Dass das gut bei der Zielgruppe ankommt, wurde schon direkt zu Beginn der Veranstaltung deutlich: Unter den vielen Metern an Stofffetzen-Girlanden die von der Decke baumelten, hatten sich hunderte Senioren einen Platz an den langen Tischen gesucht, die die Halle füllten. Und auch Verwandte und Narren waren zahlreich erschienen, womit die allermeisten Plätze in den Zuschauerrängen gefüllt waren, als die Burgfrauen dann unter Applaus einzogen und die Bühne bestiegen.

Die Hausacher Stadthalle war beim Burgfrauenkaffee fast komplett gefüllt. Foto: Kapitel-Stietzel

Obfrau Sandra Sonntag begrüßte die vielen Senioren und Narrenräte, die so zahlreich erschienen waren. Eine besondere Begrüßung gab es dabei neben Pfarrer Gerhard Koppelstätter und Bürgermeister Wolfgang Hermann insbesondere auch für den neuen Narrenvater Marko Schwab – der im November in sein Amt gewählt wurde und erstmals in seiner neuen Funktion beim Burgfrauenkaffee dabei war – sowie Ehrennarrenrat Hubert Heizmann, der 30 Jahre lang als Moderator im Einsatz war.

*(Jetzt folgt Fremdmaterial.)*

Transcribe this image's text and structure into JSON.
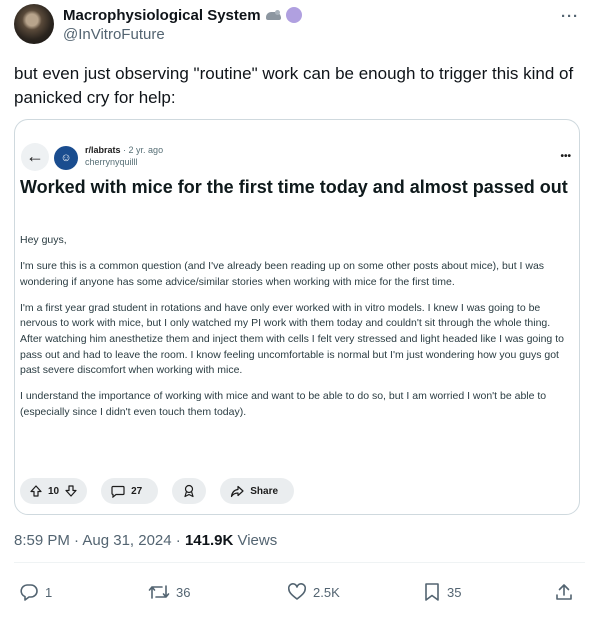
{
  "author": {
    "display_name": "Macrophysiological System",
    "handle": "@InVitroFuture",
    "emoji_icons": [
      "mouse-icon",
      "purple-circle-icon"
    ]
  },
  "tweet": {
    "text": "but even just observing \"routine\" work can be enough to trigger this kind of panicked cry for help:",
    "more_icon": "more-horizontal-icon"
  },
  "embed": {
    "subreddit": "r/labrats",
    "time": "· 2 yr. ago",
    "user": "cherrynyquilll",
    "title": "Worked with mice for the first time today and almost passed out",
    "paragraphs": [
      "Hey guys,",
      "I'm sure this is a common question (and I've already been reading up on some other posts about mice), but I was wondering if anyone has some advice/similar stories when working with mice for the first time.",
      "I'm a first year grad student in rotations and have only ever worked with in vitro models. I knew I was going to be nervous to work with mice, but I only watched my PI work with them today and couldn't sit through the whole thing. After watching him anesthetize them and inject them with cells I felt very stressed and light headed like I was going to pass out and had to leave the room. I know feeling uncomfortable is normal but I'm just wondering how you guys got past severe discomfort when working with mice.",
      "I understand the importance of working with mice and want to be able to do so, but I am worried I won't be able to (especially since I didn't even touch them today)."
    ],
    "votes": "10",
    "comments": "27",
    "share_label": "Share"
  },
  "meta": {
    "timestamp": "8:59 PM · Aug 31, 2024 · ",
    "views_count": "141.9K",
    "views_label": " Views"
  },
  "stats": {
    "replies": "1",
    "reposts": "36",
    "likes": "2.5K",
    "bookmarks": "35"
  }
}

Der Narrenvater richtete seinen Dank insbesondere an die Burgfrauen: „Was wären wir heute ohne euch – unzählige Stunden habt ihr für den heutigen Tag geschafft“. Und Spaß auf der Fasent haben die Närrinnen auch, wie Schwab deutlich machte:„Sie trinken sogar auf dem Umzug den Sekt in Masse“. Für ihre harte ehrenamtliche Arbeit gab es für die Burgfrauen nicht nur vom Narrenvater, sondern auch von den Narrenräten und dem Publikum ein dreifaches „Narri-Narro“.

Narrenvater Marko Schwab und die Burgfrauen hatten auf der Bühne Spaß. Foto: Kapitel-Stietzel

Bürgermeister Hermann ging dann in seiner Rede humorig auf den Stand der Dinge in der Stadt ein: Den Stau würden zwar alle doof finden, aber „wir bauen nach der Tunnelsperrung wieder eine ordentliche Straße“, versprach er. Hermann dankte nicht nur den Burgfrauen, sondern auch den Pflegekräften: „sie rocken jeden Tag die Show“. Von ihm gab es für sie ebenso wie für die Burgfrauen entsprechend ein dreifaches „Narri-Narro“.

Danach gab es nicht nur Kaffee und Kuchen in rauen Mengen, sondern auch einen Losverkauf, Musik von der Narrenkapelle und den ersten Auftritt der neuen Kindertanzgruppe der Narrenzunft.

Die Burgfrauen

Die ausschließlich weibliche Narrengruppe existiert bereits seit dem Jahr 1950. Aktiv ist sie nicht nur bei Narrentreffen und bei Umzügen, sondern organisiert auch Veranstaltungen, um ihre Tradition hochzuhalten. Dazu gehört nicht nur der jährliche Burgfrauenkaffee, für den die örtlichen Senioren sogar von ihrer Haustüre aus abgeholt werden, sondern derzeit auch eine Sonderausstellung im Hausacher Zunftarchiv, bei der anhand vieler Exponate auf die Geschichte der Gruppe vorgestellt wird.